Le Conseil de sécurité de l’ONU a rejeté vendredi une demande des pays africains de suspendre les procès pour crimes contre l’humanité du président et du vice-président kényans.
Un projet de résolution demandant de reporter d’un an les procès du président Uhuru Kenyatta et du vice-président William Ruto, n’a recueilli que sept votes favorables contre huit abstentions sur les 15 pays membres du Conseil. Neuf voix étaient requises pour une adoption.
Les sept pays du Conseil qui sont aussi membres de la CPI, ainsi que les Etats-Unis, se sont abstenus. En revanche, la résolution a été soutenue par des membres africains, la Russie, le Pakistan et la Chine.
Alors que les pays africains en faisaient une question de principe, des diplomates occidentaux ont déploré une crise « inutile », soulignant que la CPI avait proposé des solutions pratiques qui permettraient aux deux dirigeants kényans de continuer à diriger le pays tout en assurant leur défense.
MM. Kenyatta et Ruto, élus en mars, sont les premiers dirigeants en exercice jugés par la CPI. Ils sont poursuivis depuis 2011 pour leurs responsabilités dans les violences politico-ethniques qui ont suivi la présidentielle de fin 2007 et fait plus de 1.000 morts.
M. Ruto est poursuivi pour crimes contre l’humanité et plaide non coupable. Son procès a déjà commencé. M. Kenyatta, lui aussi accusé de crimes contre l’humanité rejette les charges retenues contre lui. Son procès est censé démarrer le 5 février.
Le Conseil peut demander à la CPI de reporter d’un an un de ses procès si celui-ci est considéré comme une menace pour la paix internationale.
Les Africains faisaient valoir que MM. Kenyatta et Ruto devaient rester aux commandes du Kenya pour gérer la lutte contre les combattants islamistes en Somalie ainsi que les suites du récent attentat contre un centre commercial à Nairobi.

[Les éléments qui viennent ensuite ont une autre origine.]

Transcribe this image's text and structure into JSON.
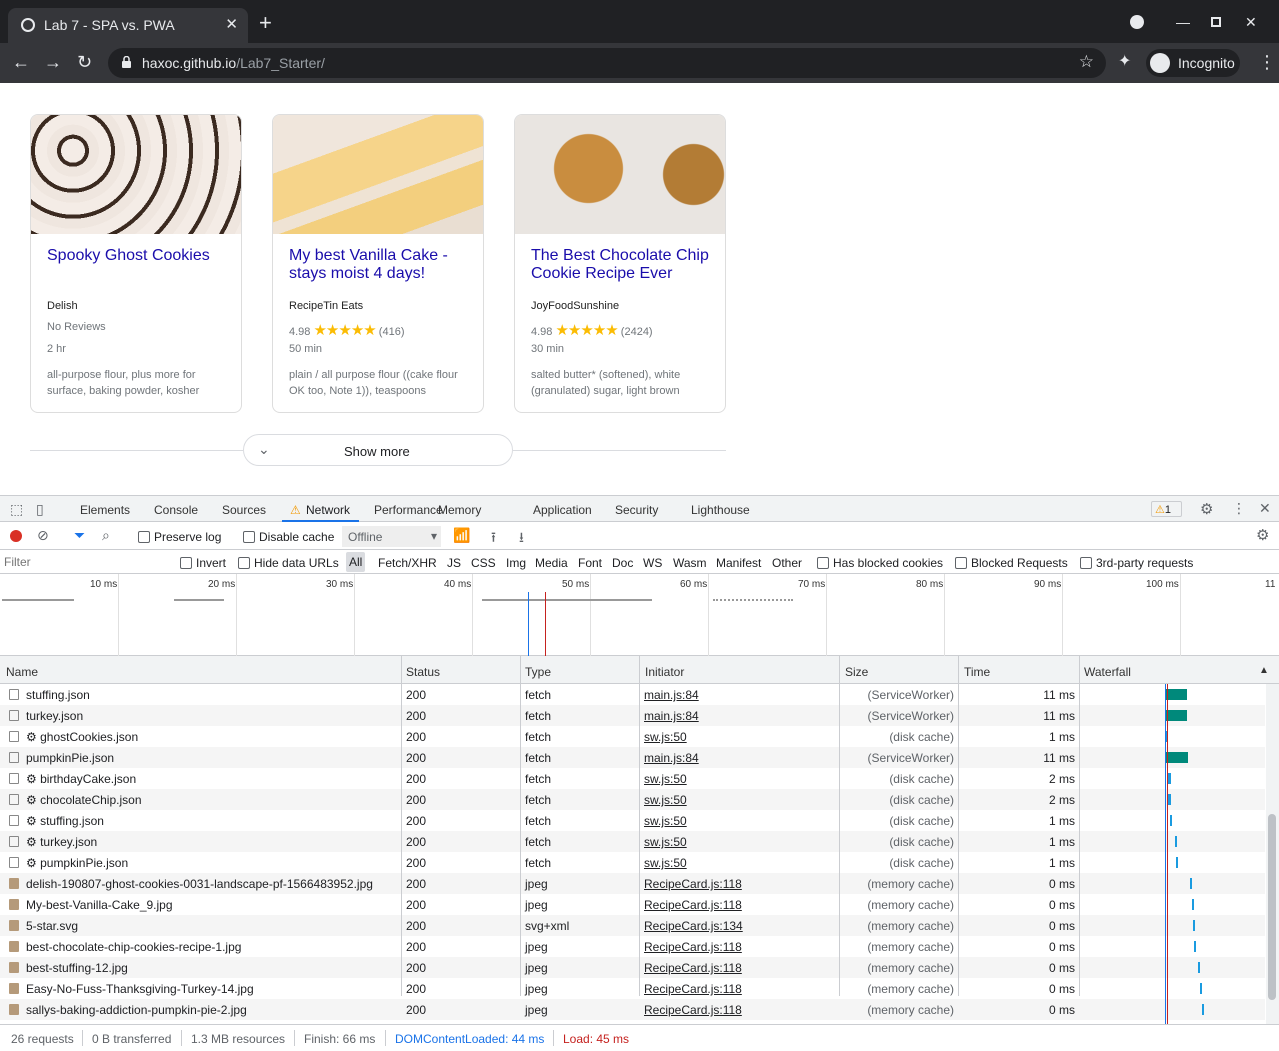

« Nous voulons être pris au sérieux »
L’Union africaine (UA) a dit sa déception après ce vote: « Bien sûr, nous sommes déçus », a déclaré le Kényan Erastus Mwencha, chef adjoint de la Commission de l’UA à Addis Abeba, siège de l’organisation. « Nous pensons qu’à ce stade, il va nous falloir réfléchir à ce sujet et trouver un moyen d’avancer », a-t-il ajouté.
« L’Afrique est déçue et nous regrettons beaucoup » ce rejet, a acquiescé l’ambassadeur kényan Macharia Kamau. Cette décision « est triste, absurde et déconcertante ».
Celui-ci a critiqué la « crainte paranoïaque » des membres du Conseil qui ont eu peur de créer un précédent et les a accusés de « provoquer des dégâts irréparables » au Statut de Rome qui a créé la CPI. « L’Afrique et le Kenya n’oublieront pas », a-t-il averti.
La résolution était notamment soutenue par le Rwanda, membre non permanent du Conseil et non signataire de la CPI, et co-parrainée par de nombreux pays africains, dont le Kenya, le Sénégal, l’Ouganda, le Togo, le Gabon, le Maroc et la Namibie.
Les dirigeants africains se plaignent fréquemment que la CPI s’en prend en priorité à leur continent. Les huit enquêtes ouvertes par la Cour concernent uniquement des pays africains mais elles ont presque toutes été initiées par ces pays africains eux-mêmes.
« Ce n’est pas le vote qui importe mais la relation entre l’Afrique et le Conseil de sécurité: nous voulons être pris au sérieux », avait expliqué avant le vote l’ambassadeur rwandais Eugène Richard Gasana.
En revanche, plusieurs diplomates ont rejeté l’idée que ce vote soit un test de la solidarité envers l’Afrique, l’ambassadeur du Guatemala Gert Rosenthal la jugeant même « insultante ».
D’autres font valoir que le Conseil vient de renforcer la mission de l’Union africaine en Somalie (Amisom), financée par l’ONU, et que l’ONU s’est fortement engagée au Mali.
L’ambassadeur français Gérard Araud a regretté un « vote qui n’était pas nécessaire » et souligné le « risque d’une confrontation dangereuse entre le Conseil de sécurité et l’Union africaine ».
Pour l’ambassadrice américaine Samantha Power également, « les préoccupations soulevées par le Kenya seront traitées au mieux dans le cadre de l’assemblée des Etats partie » à la CPI, afin de permettre aux dirigeants kényans de « continuer à faire leur travail ».